The OP's plumbing looks like an old system that has evolved over the years. These types of systems often have pipe runs that reduce the available head of pressure at the tap along their length due to numerous joints and poor plumbing practice by at least one of the many installers (the plastic pipe will have smaller bore than copper and that doesn't help either!). Or, as has been suggested, partially shut or small-bore valves. The standing head (height of water level in loft cistern above the bath taps (1bar =10m.)) is probably less important than the pipe runs.
In my own house, I have improved the water flow from my existing bath tap from 4 litres/minute to 22 litres/minute just by putting a new 22mm pipe run between the cylinder and the bath. But then I was meticulous about deburring, minimising pipe length, and getting my bends as smooth and streamlined as possible and wasn't concerned about energy use as the bath is not used often and mostly in winter.

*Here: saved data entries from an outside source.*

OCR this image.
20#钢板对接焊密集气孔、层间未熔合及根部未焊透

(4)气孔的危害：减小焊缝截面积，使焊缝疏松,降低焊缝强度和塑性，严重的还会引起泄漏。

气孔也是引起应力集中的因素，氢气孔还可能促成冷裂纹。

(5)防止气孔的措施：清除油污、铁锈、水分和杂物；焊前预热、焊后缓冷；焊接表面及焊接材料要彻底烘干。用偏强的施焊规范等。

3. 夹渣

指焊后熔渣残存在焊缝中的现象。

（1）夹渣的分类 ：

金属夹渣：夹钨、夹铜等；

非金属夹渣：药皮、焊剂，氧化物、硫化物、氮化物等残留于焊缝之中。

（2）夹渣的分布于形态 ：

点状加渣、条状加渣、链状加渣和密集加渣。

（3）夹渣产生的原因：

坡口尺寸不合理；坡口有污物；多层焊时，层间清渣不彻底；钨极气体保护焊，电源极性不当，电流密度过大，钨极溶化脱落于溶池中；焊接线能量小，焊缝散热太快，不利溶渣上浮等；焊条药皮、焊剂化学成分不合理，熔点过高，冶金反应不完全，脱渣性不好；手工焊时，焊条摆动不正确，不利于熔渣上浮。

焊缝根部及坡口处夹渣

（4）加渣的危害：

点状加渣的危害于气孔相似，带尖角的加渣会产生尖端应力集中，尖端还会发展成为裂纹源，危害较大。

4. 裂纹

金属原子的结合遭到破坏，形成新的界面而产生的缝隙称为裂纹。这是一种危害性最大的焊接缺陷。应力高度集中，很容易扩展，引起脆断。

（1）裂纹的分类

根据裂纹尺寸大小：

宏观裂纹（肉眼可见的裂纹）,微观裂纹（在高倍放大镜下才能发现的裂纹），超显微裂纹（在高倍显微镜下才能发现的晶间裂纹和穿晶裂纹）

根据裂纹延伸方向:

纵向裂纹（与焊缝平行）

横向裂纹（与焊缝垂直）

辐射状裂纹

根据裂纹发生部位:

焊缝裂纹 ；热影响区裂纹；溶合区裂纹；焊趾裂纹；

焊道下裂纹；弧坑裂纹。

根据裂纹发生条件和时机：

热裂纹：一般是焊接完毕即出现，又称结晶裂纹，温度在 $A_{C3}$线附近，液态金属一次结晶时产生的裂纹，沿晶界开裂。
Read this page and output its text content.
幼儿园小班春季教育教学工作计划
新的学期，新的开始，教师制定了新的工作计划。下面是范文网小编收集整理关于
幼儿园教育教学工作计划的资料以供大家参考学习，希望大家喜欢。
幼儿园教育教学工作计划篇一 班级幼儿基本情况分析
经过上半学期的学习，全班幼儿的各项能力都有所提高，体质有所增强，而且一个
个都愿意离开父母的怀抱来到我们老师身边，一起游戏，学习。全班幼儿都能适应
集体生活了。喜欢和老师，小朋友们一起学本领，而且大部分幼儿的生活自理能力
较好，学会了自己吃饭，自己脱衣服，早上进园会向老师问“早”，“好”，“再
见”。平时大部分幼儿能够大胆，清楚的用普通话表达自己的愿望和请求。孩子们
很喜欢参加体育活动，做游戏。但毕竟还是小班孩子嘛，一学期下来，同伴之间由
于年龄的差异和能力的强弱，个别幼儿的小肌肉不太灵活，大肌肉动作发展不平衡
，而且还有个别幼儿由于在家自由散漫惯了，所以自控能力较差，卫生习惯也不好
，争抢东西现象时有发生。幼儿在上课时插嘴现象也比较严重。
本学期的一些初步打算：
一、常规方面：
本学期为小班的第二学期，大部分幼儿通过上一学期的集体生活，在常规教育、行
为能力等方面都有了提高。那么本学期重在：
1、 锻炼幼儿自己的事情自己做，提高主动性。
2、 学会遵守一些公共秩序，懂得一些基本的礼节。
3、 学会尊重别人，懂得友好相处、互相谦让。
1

The OP's taps (if that link is correct) show a flow rate of 4 litres a minute at 0.1 bar. This will be at the working pressure (i.e. standing head as above MINUS any loss of head along the pipe run). It is quite possible that the available head (working pressure) at the tap is only 0.1 bar on a gravity system. If the OP's taps are running much faster when running cold, the installation may have mains cold and cylinder hot - it's more common than people think.